Он побывал во всех уголках Земли, во всех странах и городах, дышал мягким ароматом лугов и злой взрывчатой гарью вулканов, ходил по нежному песку Сахары и колючему цепкому снегу Антарктиды. Все знали его, все говорили, увидев его:
– Вот идет странник.
А потом он исчез. Ни на кораблях, ни в поселках не слышно было его тихого смеха, его неспешного рассказа. Кто-то видел его, кто-то говорил с ним, кто-то поведал миру:
– Знаете, – сказал кто-то, – странник ушел к звездам. Так и ушел – в стоптанных ботинках. «Смысл жизни человека в том, чтобы быть всем и везде», – так сказал странник кому-то и добавил: «Земля это не все, и я ухожу».
Кто-то не понял его, спросил удивленно:
– Вы участник экспедиции? Летите на Марс строить оранжереи? Нет? Тогда на Плутон – взрывать горы? Тоже нет? Значит, в звездную?
– Нет, нет и нет. Я ухожу пешком. Дойду до Веги по белой мгле Млечного Пути, наберу горсть воды из марсианского озера Сциллы, увижу грозы на планете звезды Альфарх, услышу тихий шелест аммиачной реки на Плутоне. Я смогу все, потому что умею мечтать, и нет звездолета мощнее.
И странник ушел к звездам – по лунной дорожке, на которой до сих пор видны отпечатки его следов. Выйдите ночью на берег, вглядитесь, и вы увидите.
1
Столы здесь были чуть более серыми, стены чуть более зелеными, а обучающие машины чуть более разговорчивыми. Это «чуть» было совершенно незаметно для взрослых, а Ким заметил, и в новом классе ему не понравилось. Ким понимал, что скоро освоится, расскажет ребятам, что приехал в город с отцом и будет здесь учиться, пока отец не закончит работу.

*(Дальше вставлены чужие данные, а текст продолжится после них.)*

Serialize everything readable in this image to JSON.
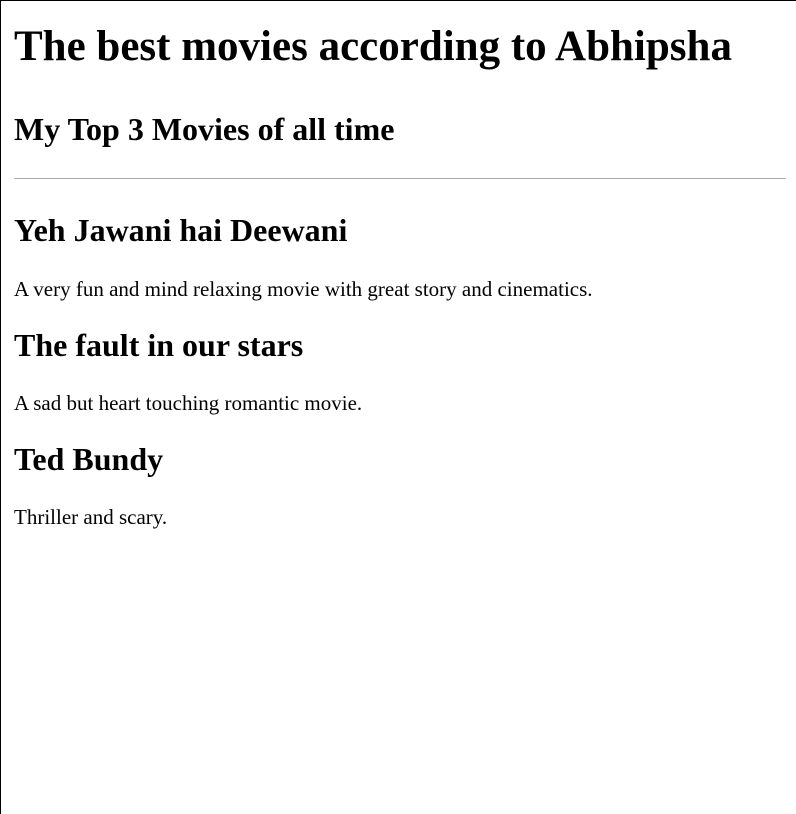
{
  "page": {
    "title": "The best movies according to Abhipsha",
    "subtitle": "My Top 3 Movies of all time"
  },
  "movies": [
    {
      "title": "Yeh Jawani hai Deewani",
      "description": "A very fun and mind relaxing movie with great story and cinematics."
    },
    {
      "title": "The fault in our stars",
      "description": "A sad but heart touching romantic movie."
    },
    {
      "title": "Ted Bundy",
      "description": "Thriller and scary."
    }
  ],
  "colors": {
    "background": "#ffffff",
    "text": "#000000",
    "divider": "#a9a9a9",
    "border": "#000000"
  }
}
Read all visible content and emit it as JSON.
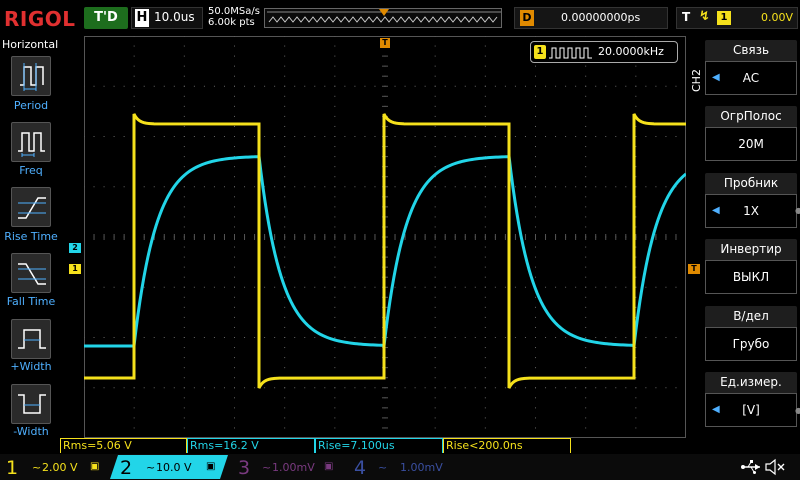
{
  "brand": "RIGOL",
  "trigger_state": "T'D",
  "horizontal": {
    "label": "H",
    "timebase": "10.0us"
  },
  "acquisition": {
    "sample_rate": "50.0MSa/s",
    "mem_depth": "6.00k pts"
  },
  "delay": {
    "label": "D",
    "value": "0.00000000ps"
  },
  "trigger": {
    "label": "T",
    "channel": "1",
    "level": "0.00V"
  },
  "left_menu": {
    "title": "Horizontal",
    "items": [
      {
        "label": "Period",
        "icon": "period-icon"
      },
      {
        "label": "Freq",
        "icon": "freq-icon"
      },
      {
        "label": "Rise Time",
        "icon": "rise-time-icon"
      },
      {
        "label": "Fall Time",
        "icon": "fall-time-icon"
      },
      {
        "label": "+Width",
        "icon": "pos-width-icon"
      },
      {
        "label": "-Width",
        "icon": "neg-width-icon"
      }
    ]
  },
  "freq_counter": {
    "channel": "1",
    "value": "20.0000kHz"
  },
  "markers": {
    "ch2": "2",
    "ch1": "1",
    "trig": "T",
    "trig_top": "T"
  },
  "measurements": [
    {
      "text": "Rms=5.06 V",
      "color": "#f5e11c"
    },
    {
      "text": "Rms=16.2 V",
      "color": "#22d5e8"
    },
    {
      "text": "Rise=7.100us",
      "color": "#22d5e8"
    },
    {
      "text": "Rise<200.0ns",
      "color": "#f5e11c"
    }
  ],
  "channels": [
    {
      "num": "1",
      "coupling": "~",
      "scale": "2.00 V",
      "color": "#f5e11c",
      "active": true
    },
    {
      "num": "2",
      "coupling": "~",
      "scale": "10.0 V",
      "color": "#22d5e8",
      "active": true
    },
    {
      "num": "3",
      "coupling": "~",
      "scale": "1.00mV",
      "color": "#7a3a80",
      "active": false
    },
    {
      "num": "4",
      "coupling": "~",
      "scale": "1.00mV",
      "color": "#3a4fa0",
      "active": false
    }
  ],
  "right_menu": {
    "channel": "CH2",
    "items": [
      {
        "title": "Связь",
        "value": "AC",
        "arrow": true
      },
      {
        "title": "ОгрПолос",
        "value": "20M",
        "arrow": false
      },
      {
        "title": "Пробник",
        "value": "1X",
        "arrow": true
      },
      {
        "title": "Инвертир",
        "value": "ВЫКЛ",
        "arrow": false
      },
      {
        "title": "В/дел",
        "value": "Грубо",
        "arrow": false
      },
      {
        "title": "Ед.измер.",
        "value": "[V]",
        "arrow": true
      }
    ]
  },
  "colors": {
    "ch1": "#f5e11c",
    "ch2": "#22d5e8",
    "trigger": "#e08a00",
    "menu_accent": "#4fb0ff"
  },
  "status_icons": [
    "usb-icon",
    "speaker-muted-icon"
  ]
}
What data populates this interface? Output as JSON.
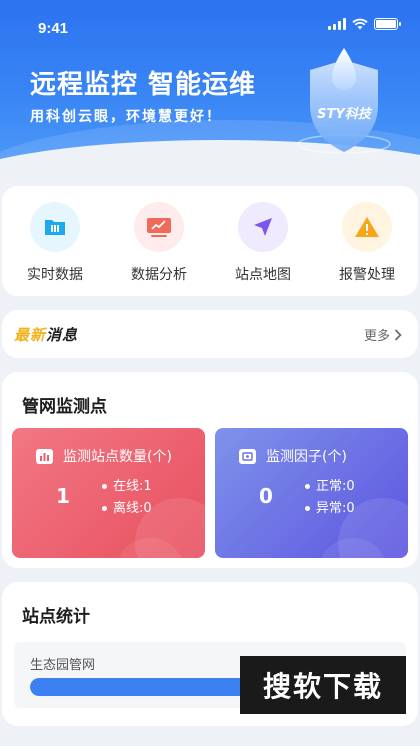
{
  "status_bar": {
    "time": "9:41"
  },
  "banner": {
    "title": "远程监控 智能运维",
    "subtitle": "用科创云眼，环境慧更好！",
    "logo_text": "STY科技"
  },
  "quick_actions": [
    {
      "label": "实时数据",
      "icon": "folder-icon",
      "bg": "#e6f6ff",
      "color": "#1ea8ee"
    },
    {
      "label": "数据分析",
      "icon": "monitor-chart-icon",
      "bg": "#fdeceb",
      "color": "#f06a5a"
    },
    {
      "label": "站点地图",
      "icon": "navigation-arrow-icon",
      "bg": "#efeafd",
      "color": "#7a55ee"
    },
    {
      "label": "报警处理",
      "icon": "warning-icon",
      "bg": "#fff4e0",
      "color": "#f7a51b"
    }
  ],
  "news": {
    "tag_part1": "最新",
    "tag_part2": "消息",
    "more": "更多"
  },
  "pipe_monitor": {
    "title": "管网监测点",
    "stations": {
      "title": "监测站点数量(个)",
      "total": "1",
      "online": "在线:1",
      "offline": "离线:0",
      "gradient": [
        "#f27784",
        "#e8505f"
      ]
    },
    "factors": {
      "title": "监测因子(个)",
      "total": "0",
      "normal": "正常:0",
      "abnormal": "异常:0",
      "gradient": [
        "#7f92ea",
        "#5c55e0"
      ]
    }
  },
  "site_stats": {
    "title": "站点统计",
    "items": [
      {
        "name": "生态园管网",
        "progress": 0.75
      }
    ]
  },
  "watermark": "搜软下载"
}
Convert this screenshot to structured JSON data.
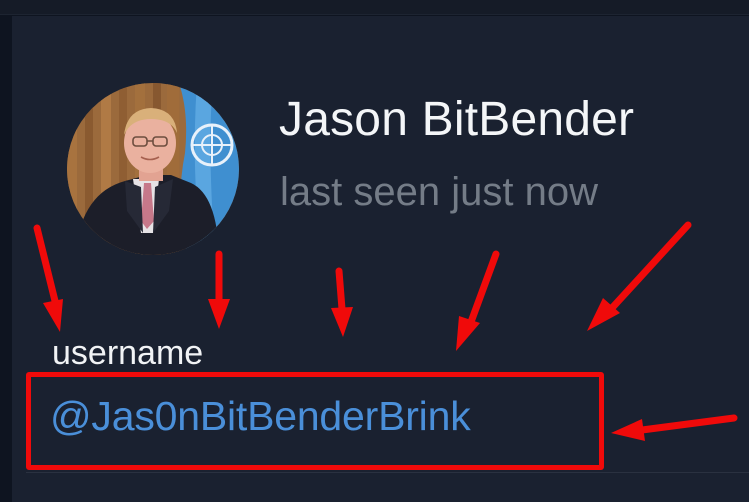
{
  "profile": {
    "name": "Jason BitBender",
    "status": "last seen just now",
    "username_label": "username",
    "username": "@Jas0nBitBenderBrink"
  },
  "colors": {
    "background": "#1a2130",
    "name_text": "#f4f6f8",
    "status_text": "#747c87",
    "username_link": "#4a8fd9",
    "annotation_red": "#f00a0a"
  },
  "annotations": {
    "type": "red-arrows-and-box",
    "arrow_count": 7
  }
}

В комнату вошли, слишком степенно, как показалось Киму, его новые одноклассники – трое ребят и две девочки. Ребята были ниже Кима, а один – Сережа – выглядел просто малышом для своих одиннадцати лет.
– Тебе нравится у нас? – спросил Сережа.
– Не нравится, – ответила за Кима Ольга – невысокая девочка, тоненькая, светленькая. – Разве вы не видите – он очень любит учиться. Тихо, спокойно.
– А вы не любите? – удивился Ким.
– Не-а, – весело подтвердила Ольга. – Нужно просто жить, смотреть по сторонам. Знание само придет. Тихо, спокойно.
Ким не успел возразить. Серебристой змейкой прошелестел звонок, ребята мгновенно оказались у своих столов, одна Ольга не спешила: прошла вдоль рядов, посмотрела не контрольные экраны, стрельнула глазами в сторону Кима, и он смущенно отвел взгляд. Он не понимал причины, но чувствовал, что не сможет спорить с этой Ольгой. Она ему совсем не нравилась, задиристая какая-то, но говорила она с такой убежденной беспечностью, что возражать было бессмысленно.
Учитель Игорь Константинович Астахов вошел в класс, поздоровался тихо, сказал:
– Вы познакомились, ребята? Я отменяю урок. Мы покажем Киму школу и поговорим.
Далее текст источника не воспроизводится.